If you haven’t done something to celebrate National Poetry Month, there’s still time.
You can, for instance, take part in the Emily Dickinson marathon reading, which begins at 8 a.m. Friday and continues all day and through most of the night. It will take that long, at least, to read each of the Belle of Amherst’s 1,789 poems — in sequential order.
The all-Emily event is the brainchild of Erika Scheurer, a Dickinson scholar who teaches literature and writing at the University of St. Thomas in St. Paul. But she admits she didn’t originate the idea.
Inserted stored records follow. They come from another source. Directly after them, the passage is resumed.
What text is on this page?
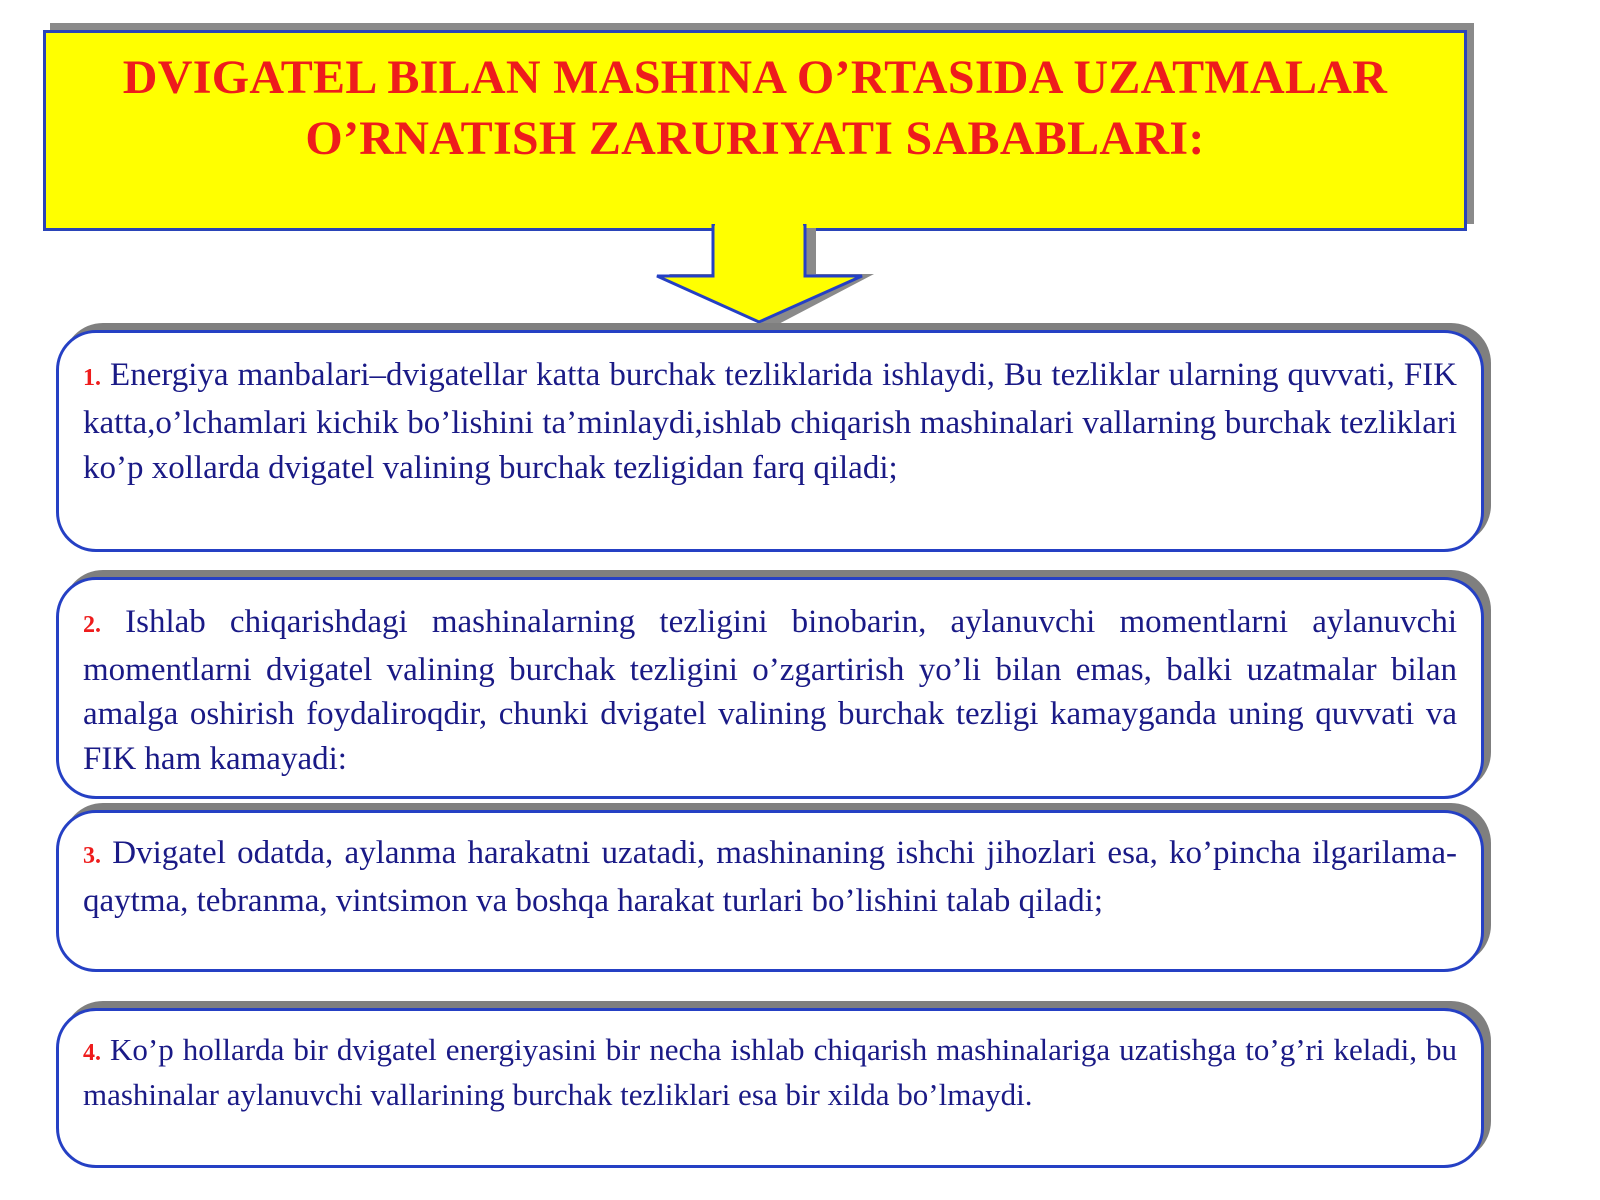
DVIGATEL BILAN MASHINA O’RTASIDA UZATMALAR
O’RNATISH ZARURIYATI SABABLARI:

1. Energiya manbalari–dvigatellar katta burchak tezliklarida ishlaydi, Bu tezliklar ularning quvvati, FIK katta,o’lchamlari kichik bo’lishini ta’minlaydi,ishlab chiqarish mashinalari vallarning burchak tezliklari ko’p xollarda dvigatel valining burchak tezligidan farq qiladi;

2. Ishlab chiqarishdagi mashinalarning tezligini binobarin, aylanuvchi momentlarni aylanuvchi momentlarni dvigatel valining burchak tezligini o’zgartirish yo’li bilan emas, balki uzatmalar bilan amalga oshirish foydaliroqdir, chunki dvigatel valining burchak tezligi kamayganda uning quvvati va FIK ham kamayadi:

3. Dvigatel odatda, aylanma harakatni uzatadi, mashinaning ishchi jihozlari esa, ko’pincha ilgarilama-qaytma, tebranma, vintsimon va boshqa harakat turlari bo’lishini talab qiladi;

4. Ko’p hollarda bir dvigatel energiyasini bir necha ishlab chiqarish mashinalariga uzatishga to’g’ri keladi, bu mashinalar aylanuvchi vallarining burchak tezliklari esa bir xilda bo’lmaydi.
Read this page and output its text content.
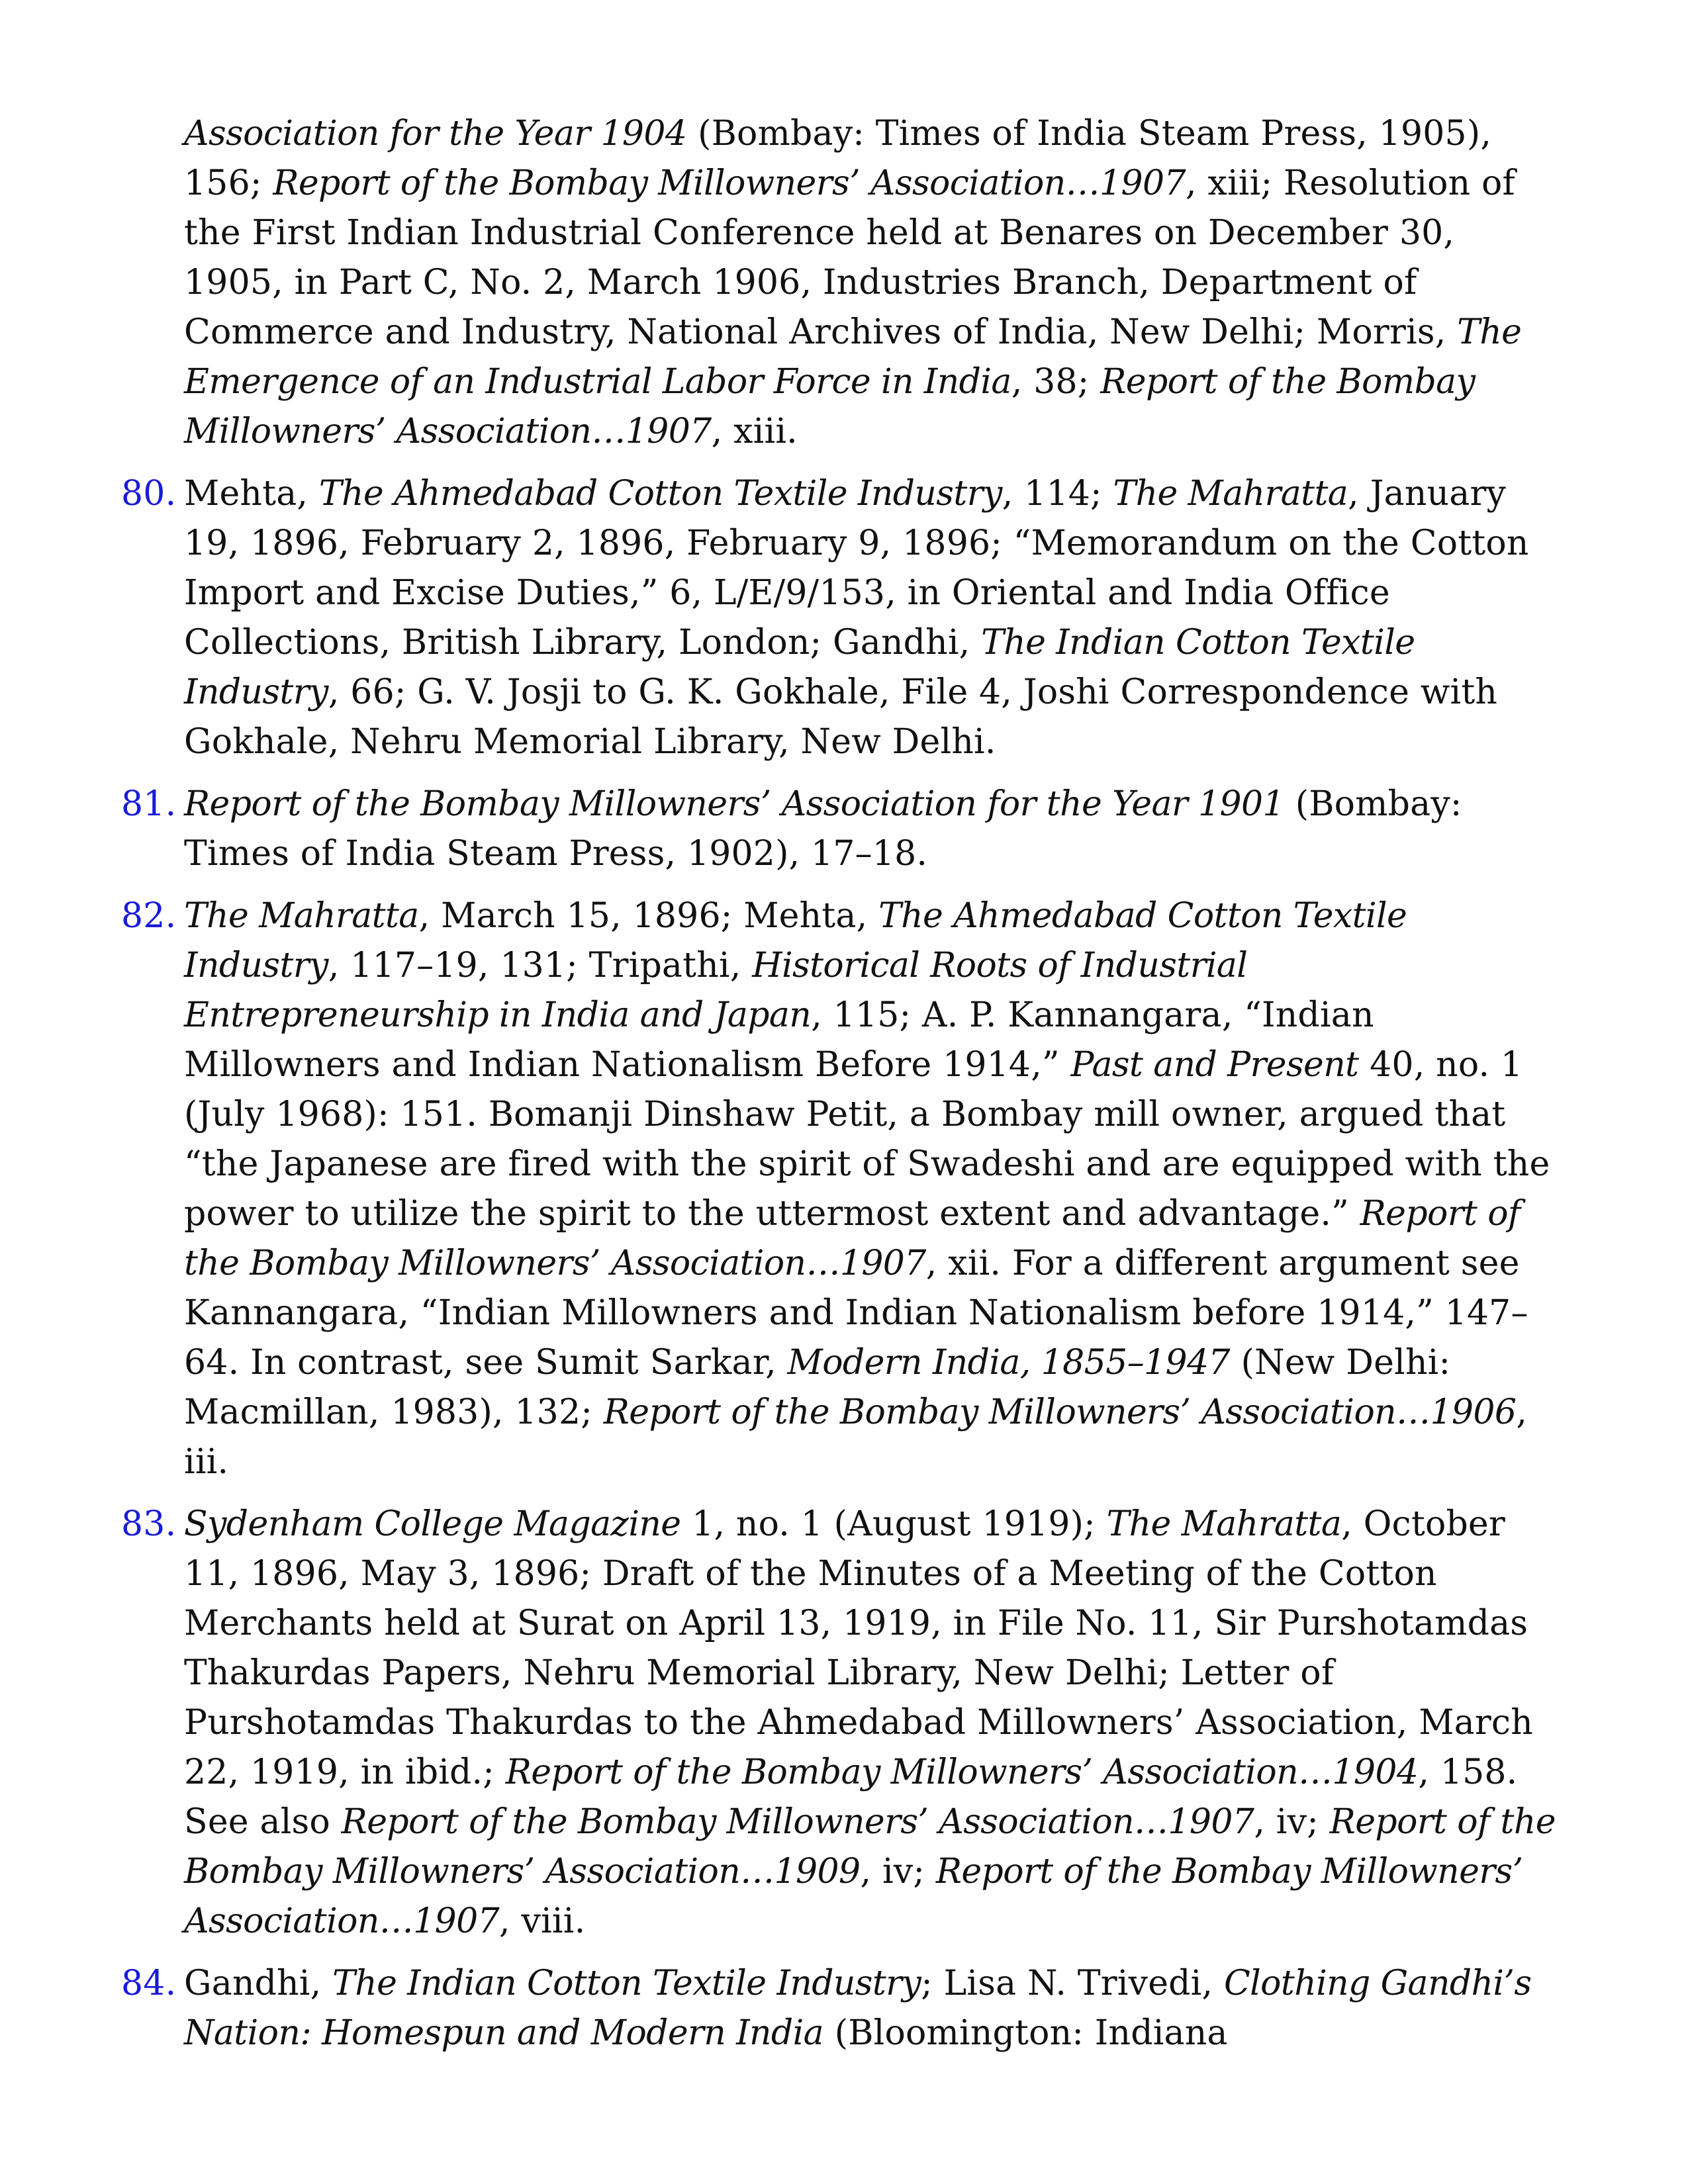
Association for the Year 1904 (Bombay: Times of India Steam Press, 1905), 156; Report of the Bombay Millowners’ Association…1907, xiii; Resolution of the First Indian Industrial Conference held at Benares on December 30, 1905, in Part C, No. 2, March 1906, Industries Branch, Department of Commerce and Industry, National Archives of India, New Delhi; Morris, The Emergence of an Industrial Labor Force in India, 38; Report of the Bombay Millowners’ Association…1907, xiii.
80. Mehta, The Ahmedabad Cotton Textile Industry, 114; The Mahratta, January 19, 1896, February 2, 1896, February 9, 1896; “Memorandum on the Cotton Import and Excise Duties,” 6, L/E/9/153, in Oriental and India Office Collections, British Library, London; Gandhi, The Indian Cotton Textile Industry, 66; G. V. Josji to G. K. Gokhale, File 4, Joshi Correspondence with Gokhale, Nehru Memorial Library, New Delhi.
81. Report of the Bombay Millowners’ Association for the Year 1901 (Bombay: Times of India Steam Press, 1902), 17–18.
82. The Mahratta, March 15, 1896; Mehta, The Ahmedabad Cotton Textile Industry, 117–19, 131; Tripathi, Historical Roots of Industrial Entrepreneurship in India and Japan, 115; A. P. Kannangara, “Indian Millowners and Indian Nationalism Before 1914,” Past and Present 40, no. 1 (July 1968): 151. Bomanji Dinshaw Petit, a Bombay mill owner, argued that “the Japanese are fired with the spirit of Swadeshi and are equipped with the power to utilize the spirit to the uttermost extent and advantage.” Report of the Bombay Millowners’ Association…1907, xii. For a different argument see Kannangara, “Indian Millowners and Indian Nationalism before 1914,” 147–64. In contrast, see Sumit Sarkar, Modern India, 1855–1947 (New Delhi: Macmillan, 1983), 132; Report of the Bombay Millowners’ Association…1906, iii.
83. Sydenham College Magazine 1, no. 1 (August 1919); The Mahratta, October 11, 1896, May 3, 1896; Draft of the Minutes of a Meeting of the Cotton Merchants held at Surat on April 13, 1919, in File No. 11, Sir Purshotamdas Thakurdas Papers, Nehru Memorial Library, New Delhi; Letter of Purshotamdas Thakurdas to the Ahmedabad Millowners’ Association, March 22, 1919, in ibid.; Report of the Bombay Millowners’ Association…1904, 158. See also Report of the Bombay Millowners’ Association…1907, iv; Report of the Bombay Millowners’ Association…1909, iv; Report of the Bombay Millowners’ Association…1907, viii.
84. Gandhi, The Indian Cotton Textile Industry; Lisa N. Trivedi, Clothing Gandhi’s Nation: Homespun and Modern India (Bloomington: Indiana
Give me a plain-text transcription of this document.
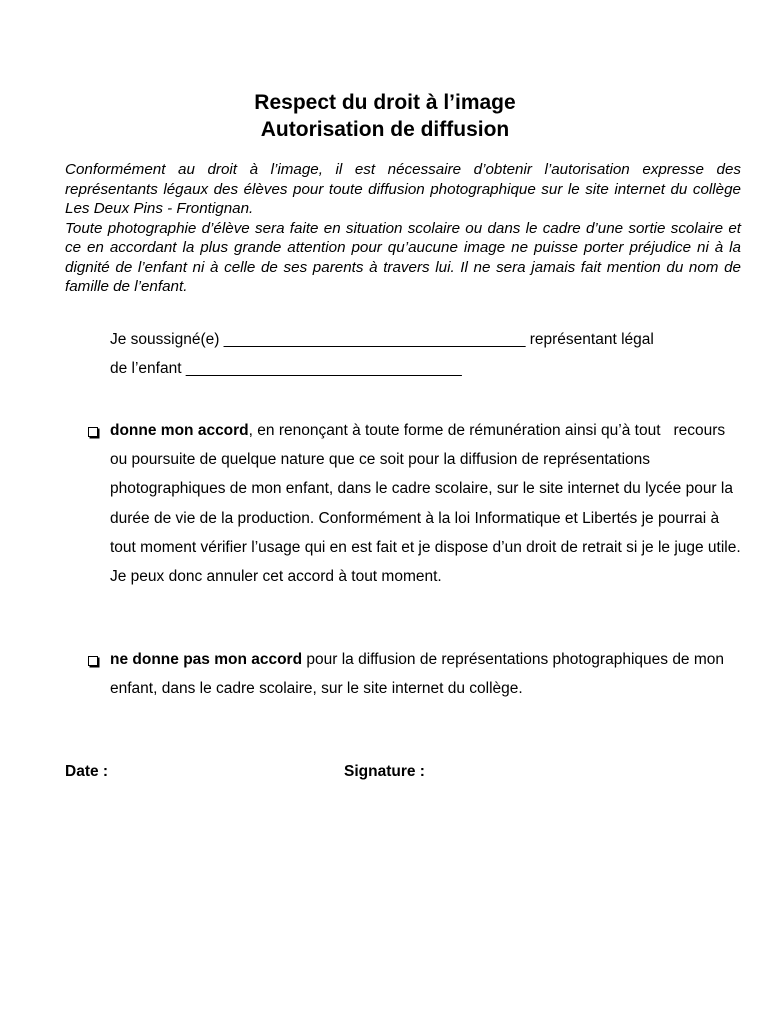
Respect du droit à l’image
Autorisation de diffusion

Conformément au droit à l’image, il est nécessaire d’obtenir l’autorisation expresse des représentants légaux des élèves pour toute diffusion photographique sur le site internet du collège Les Deux Pins - Frontignan.

Toute photographie d’élève sera faite en situation scolaire ou dans le cadre d’une sortie scolaire et ce en accordant la plus grande attention pour qu’aucune image ne puisse porter préjudice ni à la dignité de l’enfant ni à celle de ses parents à travers lui. Il ne sera jamais fait mention du nom de famille de l’enfant.

Je soussigné(e) ___________________________________ représentant légal
de l’enfant ________________________________
donne mon accord, en renonçant à toute forme de rémunération ainsi qu’à tout   recours ou poursuite de quelque nature que ce soit pour la diffusion de représentations photographiques de mon enfant, dans le cadre scolaire, sur le site internet du lycée pour la durée de vie de la production. Conformément à la loi Informatique et Libertés je pourrai à tout moment vérifier l’usage qui en est fait et je dispose d’un droit de retrait si je le juge utile. Je peux donc annuler cet accord à tout moment.
ne donne pas mon accord pour la diffusion de représentations photographiques de mon enfant, dans le cadre scolaire, sur le site internet du collège.
Date :	Signature :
“It’s been done several times back East — and, of course, at Amherst,” Scheurer said. “I’d heard from others in the Dickinson world about how interesting and fun it is.”
A populist model
Scheurer says, however, that her marathon is somewhat different from the typical Dickinson poetry fest, which often features celebrities or scholars reading the poems before an appreciative audience.
“We decided instead to go with a populist model,” Scheurer explained.
That means some of the people who show up will be invited to read whatever the next poem in the sequence happens to be. There will be no stage — just groupings of comfortable chairs.
The marathon begins in the O’Shaughnessy Room at the university’s Frey Library on the St. Paul campus — described by Scheurer as a homey room with a fireplace. After 8 p.m., when the library closes, the marathon will move across the quad to the Koch Commons Fireside Room, which sounds like it’s much the same.
Both locations are on the main St. Paul campus near the intersections of Cleveland and Summit avenues. “We’ll have signs up everywhere (on campus), so people will be able to find us,” Scheurer said.
She expects people to come and go throughout the day and evening. To make sure somebody is always willing to read, Scheurer recruited more than 80 “ringers” who agreed to be present at specific times — “two per hour, minimum,” she said. But she thinks plenty of willing readers will show up.
“They won’t have to bring anything,” Scheurer added. “Common Good Books donated 10 volumes of Ralph W. Franklin’s ‘The Poems of Emily Dickinson,’ so we’re covered.”
Are there really that many Emily Dickinson fans around here? Apparently so.
Back in 2000, for example, the Emily Dickinson International Society held its annual meeting in St. Paul, largely because two of its most ardent members lived here — Scheurer and Eleanor Heginbotham, then a professor at Concordia University. Heginbotham, who retired a few years ago and moved to the Washington, D.C., area, is coming back for the marathon.
“Back then, Ellie did most of the work for the society meeting,” Scheurer said. “We (in the local Dickinson community) have really missed her since she retired, so we’re thrilled she decided to come back for our event.”
The apparent local popularity of Dickinson (1830-1886) begs the question: Are we Minnesotans preoccupied by such subjects as death and immortality?
“She wrote about a lot more than that,” Scheurer said. “She wrote about love, lust, books and about every possible mental state you can imagine — even seasonal affective disorder: ‘There’s a certain slant of light on winter afternoons.’ We know all about that around here.”
Friday’s marathon won’t be entirely poetic. Those who want to take a break can don earphones and watch a continuous showing of “The Belle of Amherst,” the 1976 film version of the stage play with Julie Harris portraying Dickinson.
Students from Scheurer’s senior-student seminar on Dickinson also are putting up imaginative displays. One, for instance, lets you “Create Your Own Dickinson Poem” from sliced-up lines of poetry.
What will be the response, Scheurer was asked, if someone shows up and insists on reading a poem by, say, Henry Wadsworth Longfellow?
“I never thought of that,” Scheurer replied. “Somehow, I don’t think that will happen. But if it does, we’re a democratic bunch.”
What: Emily Dickinson marathon reading
When: starting at 8 a.m. Friday, April 25
Where: University of St. Thomas. Event runs from 8 a.m.-8 p.m. at Frey Library, then moves to Koch Commons until midnight — both buildings near Cleveland and Summit avenues, St. Paul.